Delving deeper into the treatment of patients with methamphetamine-associated PAH was Namita Sood, MBBCh, FCCP, who sees such patients at UC Davis Health. The goals of her approach are to help patients achieve sobriety, decrease emergency department use and missed clinic visits, and improve key outcomes like 6-minute walk test time, hemodynamics, and quality of life.
To do so, she and colleagues have improved their documentation and screening processes, including asking about drug use and mood disorders in initial questionnaires and check-ins. They refer patients to drug counseling in hopes of treating the addiction and the PAH at the same time. Medication options like bupropion/naltrexone or mirtazapine can be helpful if covered by insurance, but a contingency management approach has been most effective, in which patients are given Starbucks or Walmart gift cards for each negative drug screen. This strategy is widely used in the Veterans Affairs health care system but is prohibited by CMS for Medicare and Medicaid patients, Sood noted.
Alongside this counseling, clinicians manage the PAH with phosphodiesterase type 5 inhibitors and endothelin receptor antagonists in a stepwise approach as needed, although Sood noted that oftentimes PAH symptoms will improve dramatically after methamphetamine use is stopped.

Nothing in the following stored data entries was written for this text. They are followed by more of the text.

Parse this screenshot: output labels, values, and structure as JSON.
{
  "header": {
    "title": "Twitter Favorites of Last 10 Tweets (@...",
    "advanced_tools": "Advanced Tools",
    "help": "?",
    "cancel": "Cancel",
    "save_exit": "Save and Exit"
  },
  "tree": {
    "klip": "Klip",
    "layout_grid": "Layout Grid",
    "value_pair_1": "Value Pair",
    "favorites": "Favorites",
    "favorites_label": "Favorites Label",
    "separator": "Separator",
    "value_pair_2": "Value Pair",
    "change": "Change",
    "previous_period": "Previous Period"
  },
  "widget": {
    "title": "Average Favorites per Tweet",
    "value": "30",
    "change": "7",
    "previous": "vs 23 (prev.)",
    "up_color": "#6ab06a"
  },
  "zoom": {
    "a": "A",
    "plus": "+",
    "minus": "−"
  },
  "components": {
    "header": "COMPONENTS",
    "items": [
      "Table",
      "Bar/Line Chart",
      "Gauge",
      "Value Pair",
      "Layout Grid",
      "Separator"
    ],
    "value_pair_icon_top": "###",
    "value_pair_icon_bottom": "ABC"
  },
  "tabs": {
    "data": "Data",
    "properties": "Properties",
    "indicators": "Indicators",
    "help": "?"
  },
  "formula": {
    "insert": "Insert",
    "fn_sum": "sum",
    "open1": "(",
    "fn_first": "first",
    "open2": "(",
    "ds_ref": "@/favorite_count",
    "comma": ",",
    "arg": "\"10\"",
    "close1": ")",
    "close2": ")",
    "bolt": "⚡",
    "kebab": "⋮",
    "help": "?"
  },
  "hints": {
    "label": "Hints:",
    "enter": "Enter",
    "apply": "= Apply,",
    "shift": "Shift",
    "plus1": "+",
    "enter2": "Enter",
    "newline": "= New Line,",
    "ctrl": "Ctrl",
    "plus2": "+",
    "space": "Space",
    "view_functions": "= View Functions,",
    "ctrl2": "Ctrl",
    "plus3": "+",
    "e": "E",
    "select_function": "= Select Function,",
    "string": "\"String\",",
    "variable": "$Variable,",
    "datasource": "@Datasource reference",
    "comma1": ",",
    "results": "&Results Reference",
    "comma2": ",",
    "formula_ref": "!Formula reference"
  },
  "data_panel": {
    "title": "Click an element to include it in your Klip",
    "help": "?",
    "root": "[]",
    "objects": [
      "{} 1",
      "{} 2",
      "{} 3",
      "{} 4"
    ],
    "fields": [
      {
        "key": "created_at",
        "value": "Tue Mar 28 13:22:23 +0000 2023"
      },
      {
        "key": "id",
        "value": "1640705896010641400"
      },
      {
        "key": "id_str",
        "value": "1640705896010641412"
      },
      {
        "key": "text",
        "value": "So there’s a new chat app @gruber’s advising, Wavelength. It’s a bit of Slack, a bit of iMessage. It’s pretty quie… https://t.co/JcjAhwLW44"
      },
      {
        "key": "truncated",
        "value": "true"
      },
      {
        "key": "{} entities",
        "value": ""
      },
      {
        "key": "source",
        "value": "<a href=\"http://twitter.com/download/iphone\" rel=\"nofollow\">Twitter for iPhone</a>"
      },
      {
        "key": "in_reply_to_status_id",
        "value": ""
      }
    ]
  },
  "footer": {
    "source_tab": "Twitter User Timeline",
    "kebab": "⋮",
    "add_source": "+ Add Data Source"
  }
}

This period is a crucial time for support to prevent relapse: “When we hit that point where they start feeling better, that’s actually the highest risk of going back” to using drugs, Sood cautioned.
Kingrey returned to the podium to provide his perspective on the psychiatric component of treating methamphetamine-associated PAH. Reminding the audience of the physiologic pathways in the brain created by addiction, he noted that repeated exposure to a drug diminishes prefrontal cortex activity associated with executive function. It’s crucial for clinicians to keep in mind that drug use isn’t just a patient’s decision that they do to themselves; that mindset is “like blaming somebody’s tumor,” he said emphatically.
He noted that the shift in methamphetamine production from the homegrown substances produced via cold medicines in the 2000s to the exponentially higher quantities now flowing out of superlabs with cartel links has brought a concomitant increase in drug purity, with today’s product registering at 98% pure methamphetamine vs the 30% to 60% purity seen in decades past. It’s no surprise, then, that 58.4% of cases of methamphetamine use disorder were classified as severe in 2021.
But beyond these statistics, Kingrey emphasized the importance of seeing the patient as a whole person. Those treating meth-associated PAH will have to take their doctor hat off, put their computer away, and listen, because that’s the only way their patient will stay engaged in care. The old attitude of dismissing addiction as something a patient has brought on themselves is damaging, judgmental, and disrespectful.
“If you don’t engage them and you don’t show them that you love them and that you care about them, you are going to lose them,” Kingrey said. “You have to put 100% of your focus on how you’re going to get the patient to trust you.”